La Strasbourgeoise a aussi eu son lot d’attentes, de pressions et de doutes. Elle commence l’escrime à 8 ans, imitant sa grande sœur, et se démarque rapidement. Les maîtres d’armes la couvrent de louanges et la font participer à deux catégories de compétitions pour qu’elle progresse plus vite. « On me disait que j’avais un bon potentiel, de croire en moi, et comme je faisais souvent des podiums ça m’a donné envie de continuer. » À seulement 14 ans, elle devient championne de France… des moins de 17 ans. Trop juste pour les Jeux olympiques de Rio, sa carrière semble décoller définitivement en 2017.

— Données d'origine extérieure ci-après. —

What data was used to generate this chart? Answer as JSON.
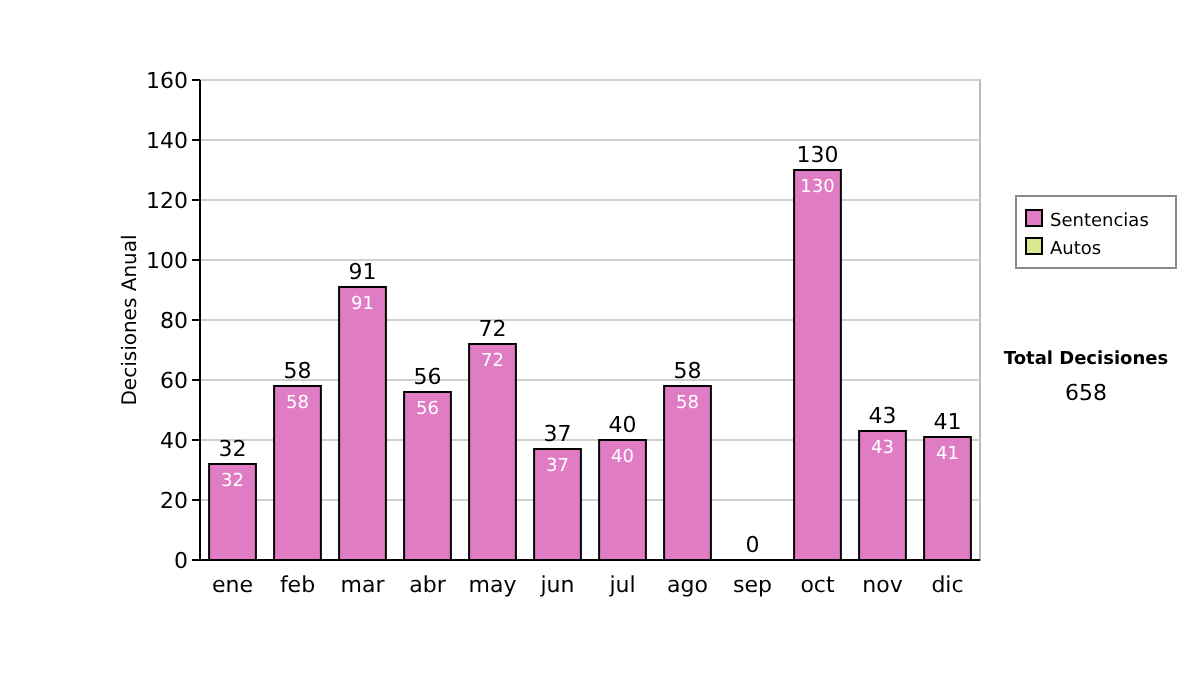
{
  "chart_data": {
    "type": "bar",
    "stacked": true,
    "ylabel": "Decisiones Anual",
    "categories": [
      "ene",
      "feb",
      "mar",
      "abr",
      "may",
      "jun",
      "jul",
      "ago",
      "sep",
      "oct",
      "nov",
      "dic"
    ],
    "series": [
      {
        "name": "Sentencias",
        "color": "#e07cc4",
        "values": [
          32,
          58,
          91,
          56,
          72,
          37,
          40,
          58,
          0,
          130,
          43,
          41
        ],
        "value_labels": [
          "32",
          "58",
          "91",
          "56",
          "72",
          "37",
          "40",
          "58",
          null,
          "130",
          "43",
          "41"
        ]
      },
      {
        "name": "Autos",
        "color": "#d8e890",
        "values": [
          0,
          0,
          0,
          0,
          0,
          0,
          0,
          0,
          0,
          0,
          0,
          0
        ]
      }
    ],
    "totals": [
      "32",
      "58",
      "91",
      "56",
      "72",
      "37",
      "40",
      "58",
      "0",
      "130",
      "43",
      "41"
    ],
    "ylim": [
      0,
      160
    ],
    "yticks": [
      0,
      20,
      40,
      60,
      80,
      100,
      120,
      140,
      160
    ],
    "grid": "y",
    "legend": "right",
    "annotations": [
      "Total Decisiones",
      "658"
    ]
  }
}
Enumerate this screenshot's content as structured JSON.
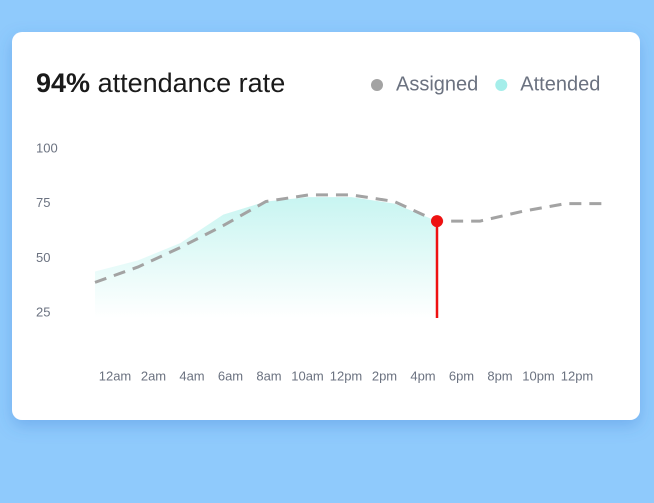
{
  "chart_data": {
    "type": "line",
    "title_value": "94%",
    "title": "attendance rate",
    "categories": [
      "12am",
      "2am",
      "4am",
      "6am",
      "8am",
      "10am",
      "12pm",
      "2pm",
      "4pm",
      "6pm",
      "8pm",
      "10pm",
      "12pm"
    ],
    "series": [
      {
        "name": "Assigned",
        "color": "#a3a3a3",
        "values": [
          39,
          46,
          55,
          65,
          76,
          79,
          79,
          76,
          67,
          67,
          71.5,
          75,
          75
        ]
      },
      {
        "name": "Attended",
        "color": "#a5eeea",
        "values": [
          44,
          49,
          57,
          70,
          76,
          78,
          78,
          75,
          67,
          null,
          null,
          null,
          null
        ]
      }
    ],
    "marker_color": "#ee1111",
    "ylim": [
      25,
      100
    ],
    "yticks": [
      25,
      50,
      75,
      100
    ],
    "legend": "top-right"
  }
}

À tout juste 22 ans, Sara savoure un titre de championne de France et connaît la joie d’un premier podium en Coupe du monde. Mais tout s’arrête lors de ses premiers championnats du monde à Leipzig. Sur une fente, la jeune femme pose mal son pied, le bilan est sans appel : rupture totale du ligament croisé antérieur. « C’est un coup de massue, ça arrive au plus mauvais moment car tout commençait à s’enchaîner. Et là on me dit qu’il y en a pour à peu près un an… Tout s’effondrait devant moi. » Mais là encore, l’Alsacienne fait preuve de ressources mentales hors-norme. Positive, elle s’implique totalement dans sa rééducation, remplace les compétitions par de l’analyse vidéo et du travail tactique. Une fois de retour sur la piste, il lui faut encore un an pour retrouver toutes ses sensations, ne plus craindre de faire un faux-mouvement.

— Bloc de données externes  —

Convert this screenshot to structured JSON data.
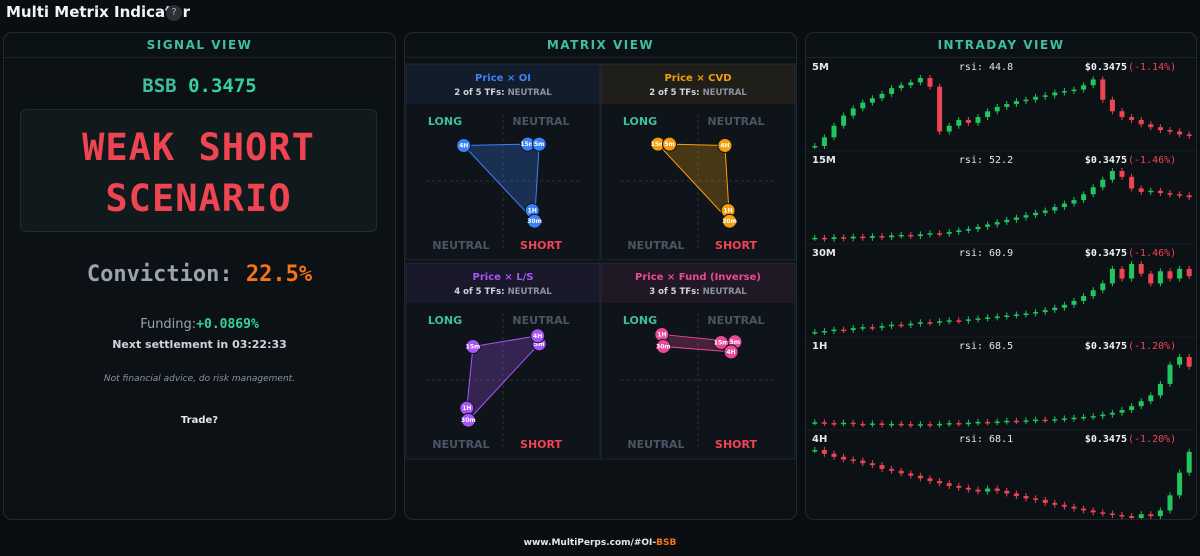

L’origine du « quatuor argenté »
En 2019, elle remporte l’or en individuel et l’argent par équipes lors de l’Universiade d’été. Intégrée à l’équipe de France, elle apprend sa sélection pour les Jeux olympiques à la fin du mois de mai. « Ça a été une grande joie, un soulagement, c’était mon objectif depuis cinq ans d’aller aux Jeux. Il a fallu prendre le temps de le digérer pour se mettre un nouvel objectif : la médaille », sourit-elle. À Tokyo, elle est pleinement impliquée dans cette quête. « On a beaucoup travaillé sur la cohésion de groupe, cette idée de quatuor nous a guidé tout le long de la compétition. » Face aux caméras de France Télévisions, c’est elle, la quatrième fille, qui propose le surnom de « quatuor argenté » après la médaille.

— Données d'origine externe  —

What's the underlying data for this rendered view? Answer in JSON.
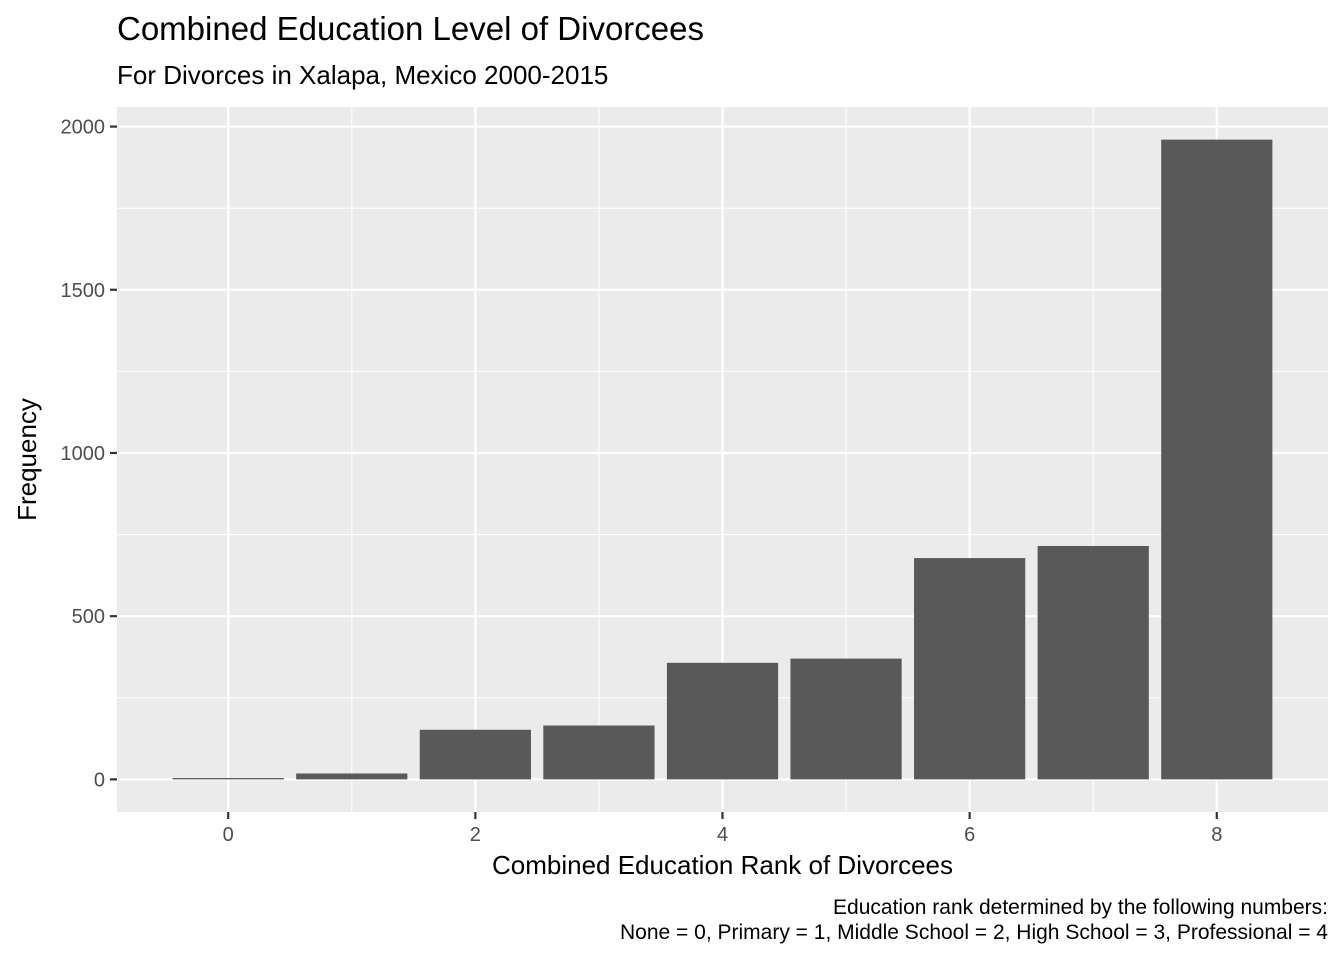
{
  "title": "Combined Education Level of Divorcees",
  "subtitle": "For Divorces in Xalapa, Mexico 2000-2015",
  "caption": {
    "line1": "Education rank determined by the following numbers:",
    "line2": "None = 0, Primary = 1, Middle School = 2, High School = 3, Professional = 4"
  },
  "chart_data": {
    "type": "bar",
    "title": "Combined Education Level of Divorcees",
    "subtitle": "For Divorces in Xalapa, Mexico 2000-2015",
    "xlabel": "Combined Education Rank of Divorcees",
    "ylabel": "Frequency",
    "x": [
      0,
      1,
      2,
      3,
      4,
      5,
      6,
      7,
      8
    ],
    "values": [
      4,
      18,
      152,
      165,
      357,
      370,
      678,
      715,
      1960
    ],
    "xlim": [
      -0.9,
      8.9
    ],
    "ylim": [
      -100,
      2060
    ],
    "x_ticks": [
      0,
      2,
      4,
      6,
      8
    ],
    "y_ticks": [
      0,
      500,
      1000,
      1500,
      2000
    ],
    "bar_color": "#595959",
    "panel_background": "#ebebeb",
    "grid": true,
    "legend": "none"
  }
}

« Au début on est déçues d’avoir perdu, et au fil de la journée on se rend compte que c’est dingue, on croise des sportif·ve·s qui n’ont pas de médaille… Avoir une médaille c’est rare, c’est exceptionnel », mesure Sara Balzer. Médaillée pour avoir remplacé Charlotte Lembach, qui prend sa retraite sportive, elle ne prend pas sa nouvelle place pour acquise. Elle a pourtant bien tenu tête à Sofia Pozdniakova, ne perdant son relais que 5 touches à 4. Mais elle sait que « les compteurs seront remis à zéro à la rentrée ». La Strasbourgeoise se fixe déjà le prochain objectif : deux médailles, en individuel et par équipes, à Paris 2024. Et cette fois-ci, en or et titulaire.